So David Brooks wrote this about Ebola hysteria:
The critics point out that these people are behaving hysterically, all out of proportion to the scientific risks, which, of course, is true. But the critics misunderstand what’s going on here. Fear isn’t only a function of risk; it’s a function of isolation. We live in a society almost perfectly suited for contagions of hysteria and overreaction. In the first place, we’re living in a segmented society. Over the past few decades we’ve seen a pervasive increase in the gaps between different social classes. People are much less likely to marry across social class, or to join a club and befriend people across social class. That means there are many more people who feel completely alienated from the leadership class of this country, whether it’s the political, cultural or scientific leadership. They don’t know people in authority. They perceive a vast status gap between themselves and people in authority. They may harbor feelings of intellectual inferiority toward people in authority. It becomes easy to wave away the whole lot of them, and that distrust isolates them further. “What loneliness is more lonely than distrust,” George Eliot writes in “Middlemarch.” So you get the rise of the anti-vaccine parents, who simply distrust the cloud of experts telling them that vaccines are safe for their children.
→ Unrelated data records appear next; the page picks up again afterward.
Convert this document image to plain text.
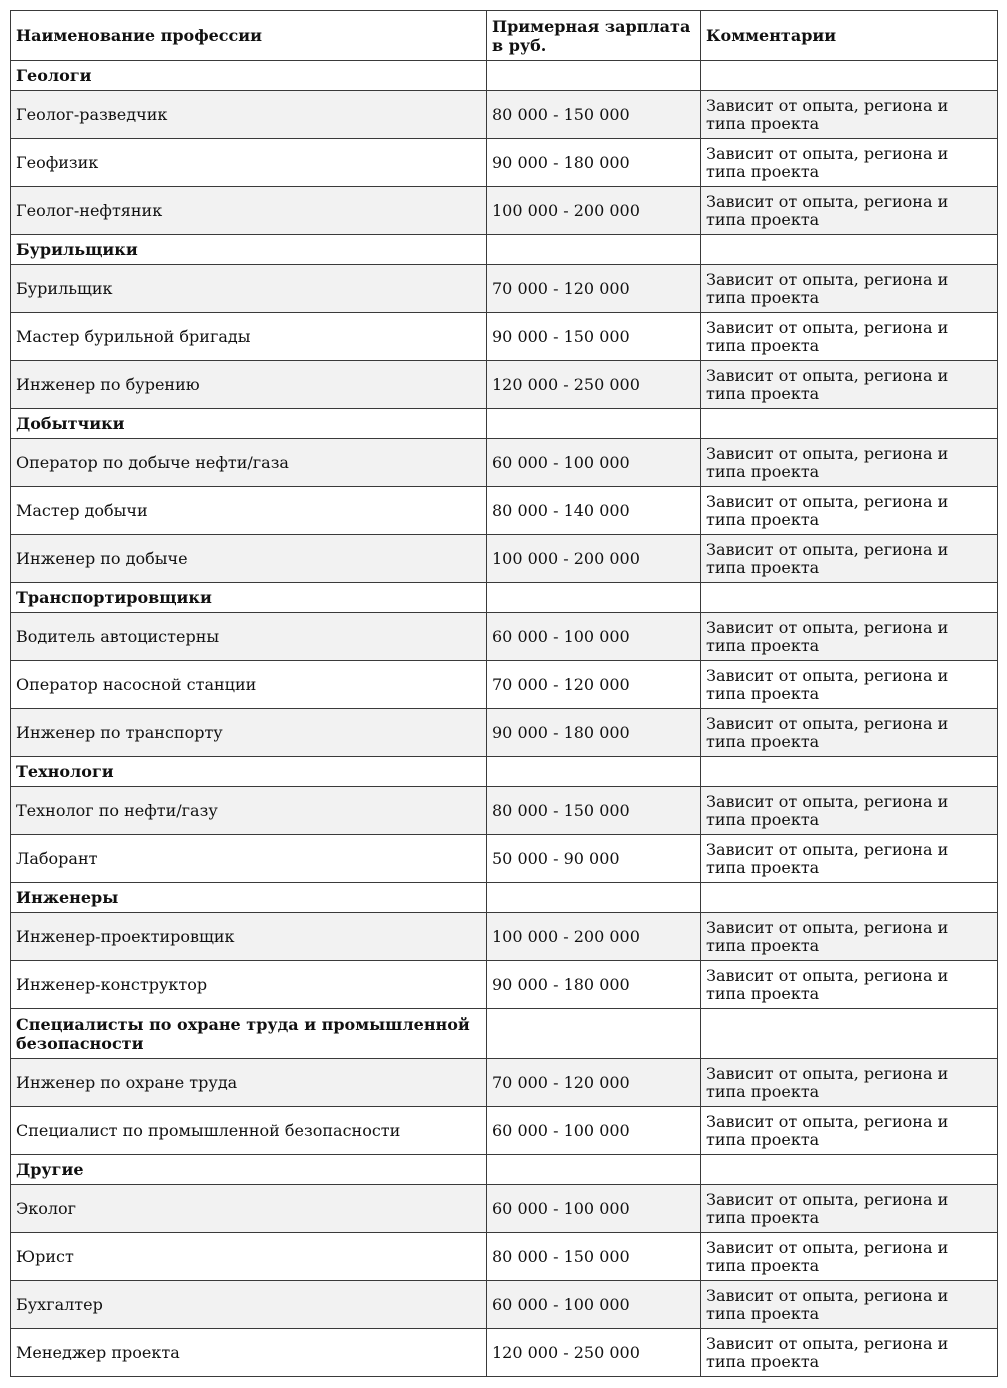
Наименование профессии	Примерная зарплата в руб.	Комментарии
Геологи		
Геолог-разведчик	80 000 - 150 000	Зависит от опыта, региона и типа проекта
Геофизик	90 000 - 180 000	Зависит от опыта, региона и типа проекта
Геолог-нефтяник	100 000 - 200 000	Зависит от опыта, региона и типа проекта
Бурильщики		
Бурильщик	70 000 - 120 000	Зависит от опыта, региона и типа проекта
Мастер бурильной бригады	90 000 - 150 000	Зависит от опыта, региона и типа проекта
Инженер по бурению	120 000 - 250 000	Зависит от опыта, региона и типа проекта
Добытчики		
Оператор по добыче нефти/газа	60 000 - 100 000	Зависит от опыта, региона и типа проекта
Мастер добычи	80 000 - 140 000	Зависит от опыта, региона и типа проекта
Инженер по добыче	100 000 - 200 000	Зависит от опыта, региона и типа проекта
Транспортировщики		
Водитель автоцистерны	60 000 - 100 000	Зависит от опыта, региона и типа проекта
Оператор насосной станции	70 000 - 120 000	Зависит от опыта, региона и типа проекта
Инженер по транспорту	90 000 - 180 000	Зависит от опыта, региона и типа проекта
Технологи		
Технолог по нефти/газу	80 000 - 150 000	Зависит от опыта, региона и типа проекта
Лаборант	50 000 - 90 000	Зависит от опыта, региона и типа проекта
Инженеры		
Инженер-проектировщик	100 000 - 200 000	Зависит от опыта, региона и типа проекта
Инженер-конструктор	90 000 - 180 000	Зависит от опыта, региона и типа проекта
Специалисты по охране труда и промышленной безопасности		
Инженер по охране труда	70 000 - 120 000	Зависит от опыта, региона и типа проекта
Специалист по промышленной безопасности	60 000 - 100 000	Зависит от опыта, региона и типа проекта
Другие		
Эколог	60 000 - 100 000	Зависит от опыта, региона и типа проекта
Юрист	80 000 - 150 000	Зависит от опыта, региона и типа проекта
Бухгалтер	60 000 - 100 000	Зависит от опыта, региона и типа проекта
Менеджер проекта	120 000 - 250 000	Зависит от опыта, региона и типа проекта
You get the rise of the anti-science folks, who distrust the realm of far-off studies and prefer anecdotes from friends to data about populations. You get more and more people who simply do not believe what the establishment is telling them about the Ebola virus, especially since the establishment doesn’t seem particularly competent anyway.
And Charlie Pierce wrote this:
Gee, I wonder how all that could have happened. I wonder how rigid class distinctions could have arisen and solidified again, decades after young Cabot Hastings Eliot married Kathleen ni Houlihan Shea, the downstairs maid, overturning the established social order, and throwing the annual cotillion into chaos. I wonder how, in a nation born of Enlightenment values, dedicated to reason in all things, in the country that sent men to the moon, conquered polio, and invented the Internet and Tang, the citizens could have been induced to abandon science and retreat into primal superstition, how they all could have climbed so deeply in what was thought to be a vestigial national lizard brain. It’s almost as though there were a political movement that came along that found that it could deploy fear and superstition, and bogus economics, to gain political advantage. It’s almost as though there were a political movement that sanctified the notion in the public mind that the government, the ultimate product of the ongoing creative experiment of self-government, was the problem. It’s almost as though there were a major political party, in a country that only allows itself two, that gave itself over to this political movement and proposed and enacted policies that recreated the old class divides while sowing distrust of empirical solutions and of expertise in every area from climate science to the making of war. It’s almost as though there was a class of ambitious journalists who saw promoting this movement as the golden stairs to fame and riches, and is now looking over the rubble of what that movement caused and blaming it on a natural disaster, or the intervention of the brain from planet Arous.
To quote, not George Eliot, but Les Nessman, five-time winner of the Buckeye Newshawk Award: “It’s as though the turkeys mounted a counterattack. It’s almost as if they were…organized.”